Given this "unique" scenario and because the prices would apply only until the year 2020, Adams said there were grounds for debate as to whether the Government should set copper prices directly for the five-year period.

In using the UFB infrastructure to work out the costs of a replacement network, the Government has then proposed to set copper charges at the same level as entry-level fibre prices.

However, Telecommunications Users Association chief executive Paul Brislen said using UFB as the replacement network was wrong and produced prices well above cost.

Infrastructure company Vector, in a submission to the Government on the intervention, said there was no evidence the Commerce Commission's process would set wholesale copper prices below cost "or preclude Chorus from recovering a reasonable return on its investment".

Vector calculated the proposed intervention would allow Chorus a 20 to 25 per cent return on investment from its copper network between 2014 and 2019.

"No other regulated entity is permitted returns of this size," Vector said.

Chorus supports the proposed intervention but raised issues with the parts of the Government's approach.

The company has suggested copper charges should be set at current prices or at the level anticipated when the company split from Telecom in 2011.

"Chorus is not recovering its costs today ... there is no evidence that Chorus is making excessive returns or that end users are getting a bad deal," the company said.

On the issue of the claimed "tax"of up to $449 million, Chorus said this assumed the draft prices the commission reached through its benchmarking were the actual cost of copper services.

"This is misleading and wrong," Chorus said.

Prime Minister John Key said 'If the Commerce Commission ruling stands there is a chance Chorus will go broke.' Photo / Dean Purcell
Prime Minister John Key said 'If the Commerce Commission ruling stands there is a chance Chorus will go broke.' Photo / Dean Purcell

PM's Chorus line adds fuel to opposition

Prime Minister John Key saying there is a risk Chorus will go broke if a Commerce Commission interim decision on broadband prices is finalised has added fuel to allegations the Government is overly focused on the finances of the lines company.

Speaking on TVNZ's Breakfast show last month Key said: "If the Commerce Commission ruling stands there is a chance Chorus will go broke."

Key later stood by the comment when opponents said there was no evidence to back up the contention.

InternetNZ chief executive Jordan Carter, who is part of the coalition opposing intervention, said he doesn't think the statement stood up.

"We can't find anyone in the industry who knows about these things who thinks Chorus is at financial risk. Chorus CEO Mark Ratcliffe has denied there is a problem with the ongoing viability of his company, and I have no reason to think him wrong. No analysis in the Government's review documents substantiates this as a concern that the Government needs to address," Carter said in a blog post.

When the Herald approached Chorus, a spokesman reiterated what the company had already told the market. Namely, that the Commerce Commission's draft cut could reduce ebitda by $160 million a year and that the Government's proposals could reduce annual ebitda by $20 million to $100 million.

Chorus could not comment on the effect this ebitda reduction would have on the business, the spokesman said.

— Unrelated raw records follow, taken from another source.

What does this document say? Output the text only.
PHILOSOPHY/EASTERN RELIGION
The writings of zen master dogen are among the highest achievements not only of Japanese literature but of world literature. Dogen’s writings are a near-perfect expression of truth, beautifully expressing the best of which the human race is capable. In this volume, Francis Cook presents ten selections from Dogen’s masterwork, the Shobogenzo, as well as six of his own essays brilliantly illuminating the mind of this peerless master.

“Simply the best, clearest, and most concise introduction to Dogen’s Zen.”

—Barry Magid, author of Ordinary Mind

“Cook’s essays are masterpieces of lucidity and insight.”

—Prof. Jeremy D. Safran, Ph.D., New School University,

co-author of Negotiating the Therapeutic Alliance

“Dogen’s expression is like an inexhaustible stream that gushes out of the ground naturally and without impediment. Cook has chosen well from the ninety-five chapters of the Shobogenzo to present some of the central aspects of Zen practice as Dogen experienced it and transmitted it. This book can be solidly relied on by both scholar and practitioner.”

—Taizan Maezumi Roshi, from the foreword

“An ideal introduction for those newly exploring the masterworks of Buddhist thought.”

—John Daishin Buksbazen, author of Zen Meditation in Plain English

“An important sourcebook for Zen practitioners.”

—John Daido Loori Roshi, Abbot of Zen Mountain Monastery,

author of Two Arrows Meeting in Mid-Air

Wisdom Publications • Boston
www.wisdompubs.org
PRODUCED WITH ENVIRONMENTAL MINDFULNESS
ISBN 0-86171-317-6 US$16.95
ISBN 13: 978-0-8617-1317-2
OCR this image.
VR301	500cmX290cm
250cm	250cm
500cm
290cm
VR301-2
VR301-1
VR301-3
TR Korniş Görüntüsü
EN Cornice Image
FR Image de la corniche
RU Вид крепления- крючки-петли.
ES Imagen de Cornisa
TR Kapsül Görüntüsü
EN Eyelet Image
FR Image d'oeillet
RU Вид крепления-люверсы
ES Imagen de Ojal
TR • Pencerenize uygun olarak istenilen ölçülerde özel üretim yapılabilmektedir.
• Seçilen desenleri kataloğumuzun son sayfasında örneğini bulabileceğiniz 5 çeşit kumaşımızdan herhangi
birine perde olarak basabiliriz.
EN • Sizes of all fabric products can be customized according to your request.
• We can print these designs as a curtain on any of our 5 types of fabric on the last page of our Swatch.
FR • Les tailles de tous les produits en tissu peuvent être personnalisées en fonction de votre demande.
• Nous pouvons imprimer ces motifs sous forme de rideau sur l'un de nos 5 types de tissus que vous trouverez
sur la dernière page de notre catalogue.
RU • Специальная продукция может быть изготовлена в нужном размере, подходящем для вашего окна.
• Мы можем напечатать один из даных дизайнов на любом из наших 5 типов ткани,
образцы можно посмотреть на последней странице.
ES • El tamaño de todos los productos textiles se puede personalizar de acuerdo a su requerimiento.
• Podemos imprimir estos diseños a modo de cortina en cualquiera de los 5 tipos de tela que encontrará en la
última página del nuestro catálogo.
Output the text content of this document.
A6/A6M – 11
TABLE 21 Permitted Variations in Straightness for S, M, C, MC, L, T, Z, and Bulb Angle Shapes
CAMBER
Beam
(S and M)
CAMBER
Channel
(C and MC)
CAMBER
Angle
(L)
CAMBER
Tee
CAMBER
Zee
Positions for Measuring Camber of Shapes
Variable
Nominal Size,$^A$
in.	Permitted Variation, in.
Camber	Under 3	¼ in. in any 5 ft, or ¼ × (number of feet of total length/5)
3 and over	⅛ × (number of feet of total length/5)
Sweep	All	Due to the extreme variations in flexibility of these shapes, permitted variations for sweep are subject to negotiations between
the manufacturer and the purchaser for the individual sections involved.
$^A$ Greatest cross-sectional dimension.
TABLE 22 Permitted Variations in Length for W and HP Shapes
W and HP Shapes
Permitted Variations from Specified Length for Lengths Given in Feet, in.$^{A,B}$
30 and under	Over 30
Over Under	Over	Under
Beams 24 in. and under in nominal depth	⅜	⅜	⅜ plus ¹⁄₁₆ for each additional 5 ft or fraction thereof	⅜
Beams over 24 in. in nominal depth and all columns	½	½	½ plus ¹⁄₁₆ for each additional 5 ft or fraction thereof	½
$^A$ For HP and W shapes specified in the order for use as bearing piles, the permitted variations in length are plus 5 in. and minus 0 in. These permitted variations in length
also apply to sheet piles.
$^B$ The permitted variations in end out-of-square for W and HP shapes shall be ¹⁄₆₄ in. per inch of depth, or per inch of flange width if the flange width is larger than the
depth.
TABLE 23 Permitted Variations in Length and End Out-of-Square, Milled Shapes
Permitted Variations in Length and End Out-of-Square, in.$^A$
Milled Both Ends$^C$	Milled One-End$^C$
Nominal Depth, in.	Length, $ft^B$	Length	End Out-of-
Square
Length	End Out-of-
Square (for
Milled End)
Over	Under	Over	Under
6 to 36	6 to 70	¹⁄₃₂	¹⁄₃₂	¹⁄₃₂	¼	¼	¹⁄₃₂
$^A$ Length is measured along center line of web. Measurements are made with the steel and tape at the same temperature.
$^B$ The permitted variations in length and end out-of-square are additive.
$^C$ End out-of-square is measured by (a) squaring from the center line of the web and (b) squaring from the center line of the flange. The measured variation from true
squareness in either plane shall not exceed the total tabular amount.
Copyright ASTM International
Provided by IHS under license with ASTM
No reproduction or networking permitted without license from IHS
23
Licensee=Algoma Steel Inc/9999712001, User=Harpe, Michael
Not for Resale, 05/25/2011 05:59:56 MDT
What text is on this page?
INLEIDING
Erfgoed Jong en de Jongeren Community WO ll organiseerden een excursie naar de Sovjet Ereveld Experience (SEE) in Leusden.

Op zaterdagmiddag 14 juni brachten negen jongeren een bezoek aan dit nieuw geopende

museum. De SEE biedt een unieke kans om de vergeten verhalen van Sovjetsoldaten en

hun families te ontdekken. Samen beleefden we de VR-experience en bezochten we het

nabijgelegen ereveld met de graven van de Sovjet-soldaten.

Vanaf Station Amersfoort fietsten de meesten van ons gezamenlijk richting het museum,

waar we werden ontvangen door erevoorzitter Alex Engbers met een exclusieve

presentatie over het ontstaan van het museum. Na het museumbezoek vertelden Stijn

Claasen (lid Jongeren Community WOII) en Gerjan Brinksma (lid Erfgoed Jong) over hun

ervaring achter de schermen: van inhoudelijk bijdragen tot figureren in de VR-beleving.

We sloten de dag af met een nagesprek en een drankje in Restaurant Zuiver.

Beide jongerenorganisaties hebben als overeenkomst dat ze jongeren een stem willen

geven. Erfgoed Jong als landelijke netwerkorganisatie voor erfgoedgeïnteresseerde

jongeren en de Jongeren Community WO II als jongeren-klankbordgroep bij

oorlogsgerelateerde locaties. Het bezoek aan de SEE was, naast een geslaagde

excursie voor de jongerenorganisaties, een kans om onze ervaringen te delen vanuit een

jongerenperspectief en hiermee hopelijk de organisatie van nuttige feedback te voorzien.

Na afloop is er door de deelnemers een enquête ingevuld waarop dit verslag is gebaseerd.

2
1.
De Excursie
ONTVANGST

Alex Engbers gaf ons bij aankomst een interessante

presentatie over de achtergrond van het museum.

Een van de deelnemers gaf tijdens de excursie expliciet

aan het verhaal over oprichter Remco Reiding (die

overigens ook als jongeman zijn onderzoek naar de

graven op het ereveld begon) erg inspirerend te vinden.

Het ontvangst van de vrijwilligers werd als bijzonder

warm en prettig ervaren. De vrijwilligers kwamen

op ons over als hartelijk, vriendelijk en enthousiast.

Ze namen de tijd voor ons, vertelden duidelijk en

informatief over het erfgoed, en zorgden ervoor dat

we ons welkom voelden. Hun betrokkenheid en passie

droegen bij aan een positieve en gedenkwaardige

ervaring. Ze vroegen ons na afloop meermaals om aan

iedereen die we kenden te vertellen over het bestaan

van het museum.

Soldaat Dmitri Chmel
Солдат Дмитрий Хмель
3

Asked if she shared the Prime Minister's view on the chance of Chorus going broke, Communications Minister Amy Adams said: "Companies always have the potential of going broke and if you make a substantial hit [to] companies' returns then you have to question that."

However, she stressed that the proposed intervention was not about protecting Chorus investors.

Adams said: "The issue for us is not to look at Chorus specifically but if we have a regulatory system that is setting up a fair and appropriate return rate. Beyond that, whether Chorus is able to succeed or not is a matter for them and their investors."

A story on this topic yesterday said high copper prices relative to fibre prices would create less incentive for consumers to move to faster internet. This is incorrect, it should have said lower copper prices.